Neonatal Screening for Congenital Hypothyroidism: What Can We Learn From Discordant Twins?
Author(s) -
Emanuela Medda,
Maria Cristina Vigone,
Alessandra Cassio,
Francesca Calaciura,
Pietro Costa,
Giovanna Weber,
Tiziana de Filippis,
Giulia Gelmini,
Marianna Di Frenna,
Silvana Caiulo,
Rita Ortolano,
Daniela Rotondi,
Monica Bartolucci,
Rossella Gelsomino,
Simona De Angelis,
Marco Gabbianelli,
Luca Persani,
Antonella Olivieri
Publication year - 2019
Publication title -
the journal of clinical endocrinology and metabolism
Language(s) - English
Resource type - Journals
SCImago Journal Rank - 2.206
H-Index - 353
eISSN - 1945-7197
pISSN - 0021-972X
DOI - 10.1210/jc.2019-00900
Subject(s) - concordance , medicine , twin study , proband , congenital hypothyroidism , monozygotic twin , etiology , newborn screening , pediatrics , endocrinology , heritability , thyroid , mutation , genetics , biology , gene
Context Newborn screening program for congenital hypothyroidism (CH) adopting rescreening in at-risk neonates.
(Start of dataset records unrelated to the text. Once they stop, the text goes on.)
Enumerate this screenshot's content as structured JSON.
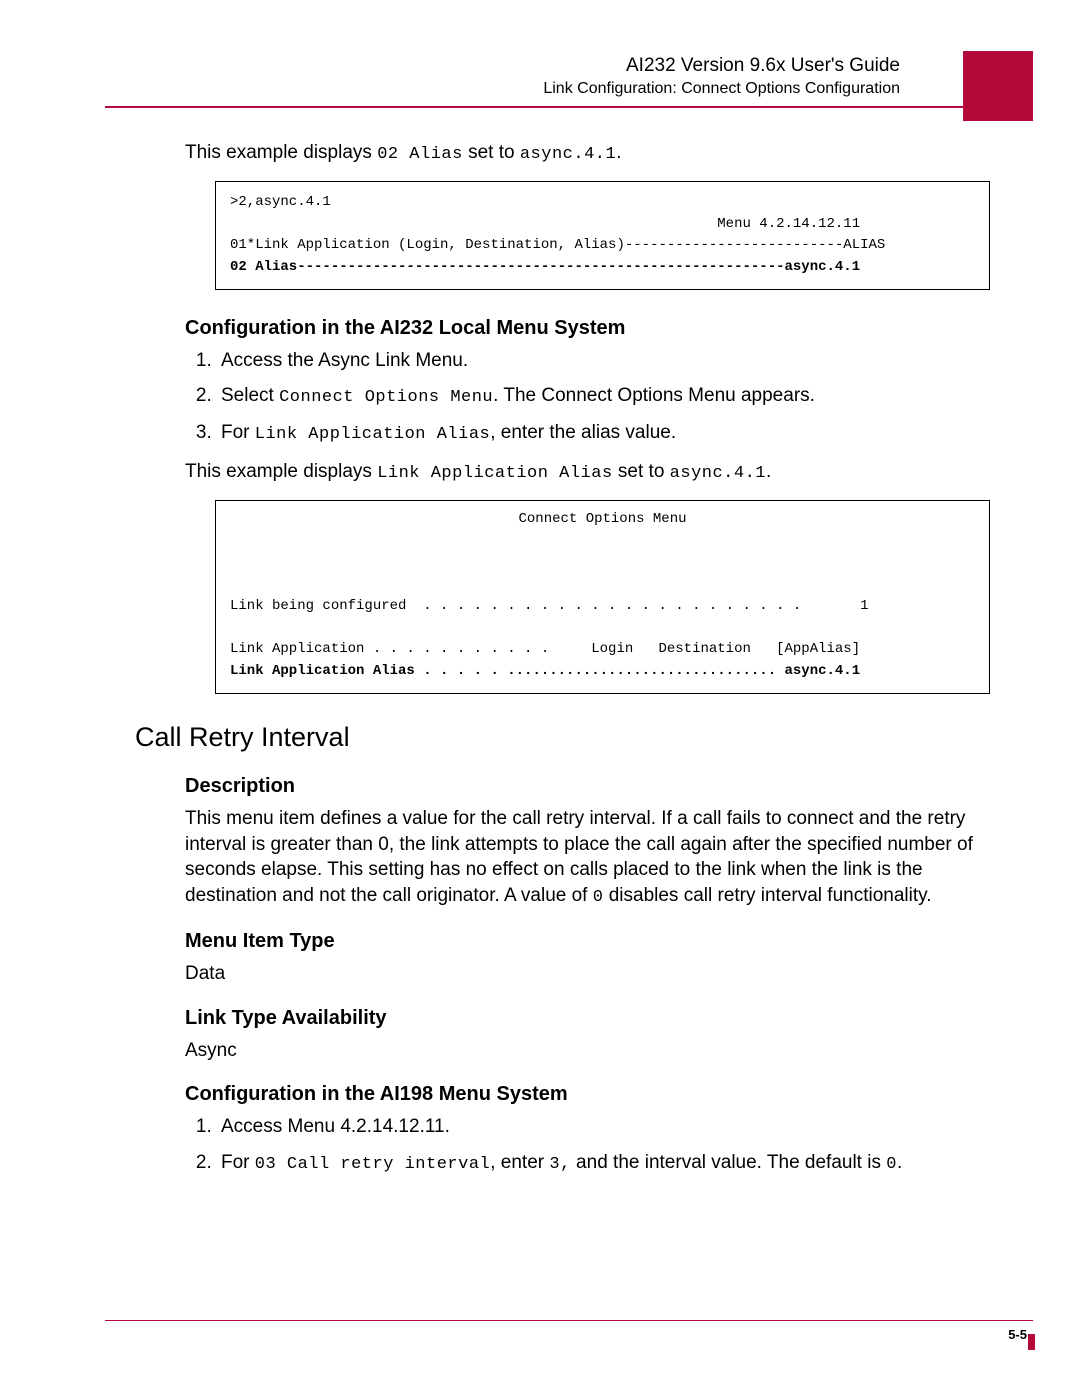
{
  "header": {
    "title": "AI232 Version 9.6x User's Guide",
    "subtitle": "Link Configuration: Connect Options Configuration"
  },
  "intro_example": {
    "prefix": "This example displays ",
    "code1": "02 Alias",
    "mid": " set to ",
    "code2": "async.4.1",
    "suffix": "."
  },
  "codebox1": {
    "l1": ">2,async.4.1",
    "l2": "                                                          Menu 4.2.14.12.11",
    "l3": "01*Link Application (Login, Destination, Alias)--------------------------ALIAS",
    "l4": "02 Alias----------------------------------------------------------async.4.1"
  },
  "section_config232": {
    "heading": "Configuration in the AI232 Local Menu System",
    "steps": {
      "s1": "Access the Async Link Menu.",
      "s2_pre": "Select ",
      "s2_code": "Connect Options Menu",
      "s2_post": ". The Connect Options Menu appears.",
      "s3_pre": "For ",
      "s3_code": "Link Application Alias",
      "s3_post": ", enter the alias value."
    },
    "example": {
      "prefix": "This example displays ",
      "code1": "Link Application Alias",
      "mid": " set to ",
      "code2": "async.4.1",
      "suffix": "."
    }
  },
  "codebox2": {
    "title": "Connect Options Menu",
    "blank": "",
    "l1": "Link being configured  . . . . . . . . . . . . . . . . . . . . . . .       1",
    "l2": "Link Application . . . . . . . . . . .     Login   Destination   [AppAlias]",
    "l3": "Link Application Alias . . . . . ................................ async.4.1"
  },
  "section_callretry": {
    "heading": "Call Retry Interval",
    "desc_heading": "Description",
    "desc_body_pre": "This menu item defines a value for the call retry interval. If a call fails to connect and the retry interval is greater than 0, the link attempts to place the call again after the specified number of seconds elapse. This setting has no effect on calls placed to the link when the link is the destination and not the call originator. A value of ",
    "desc_zero": "0",
    "desc_body_post": " disables call retry interval functionality.",
    "menu_type_heading": "Menu Item Type",
    "menu_type_value": "Data",
    "link_avail_heading": "Link Type Availability",
    "link_avail_value": "Async",
    "config198_heading": "Configuration in the AI198 Menu System",
    "steps": {
      "s1": "Access Menu 4.2.14.12.11.",
      "s2_pre": "For ",
      "s2_code": "03 Call retry interval",
      "s2_mid": ", enter ",
      "s2_code2": "3,",
      "s2_mid2": " and the interval value. The default is ",
      "s2_code3": "0",
      "s2_post": "."
    }
  },
  "footer": {
    "page": "5-5"
  }
}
Objectives To estimate the concordance rate for CH in twin pairs discordant at the first screening; to verify whether long-term follow-up of healthy cotwins belonging to CH discordant pairs may be useful to diagnose thyroid hypofunction during development; to evaluate the importance of genetic and environmental influences on liability to permanent and transient CH. Design and Patients Forty-seven screening discordant twin pairs were investigated. Proband was defined as the twin in the pair with a positive test at the first screening and a confirmed diagnosis of CH. Results Seven screening discordant twin pairs became concordant for CH within the first month of life (pairwise concordance of 14.9%) because seven screening negative cotwins showed high TSH values when retested. During long-term follow-up (range, 3 to 21 years), hypothyroidism was diagnosed in two monozygotic screening negative cotwins at the age of 9 months and 12 years, respectively. Furthermore, the twin analysis showed that 95% of liability to transient CH was explained by genetic factors and 5% by environmental (unshared) factors, whereas 64% of phenotypic variance of permanent CH was explained by common environmental factors (shared during the fetal life) and 36% by unshared environmental factors. Conclusions This study showed that the introduction of rescreening permits the diagnosis of CH in a greater number of twins. It also showed the importance of long-term follow-up in both twins in the pair, and the role of nongenetic factors in the etiology of permanent CH.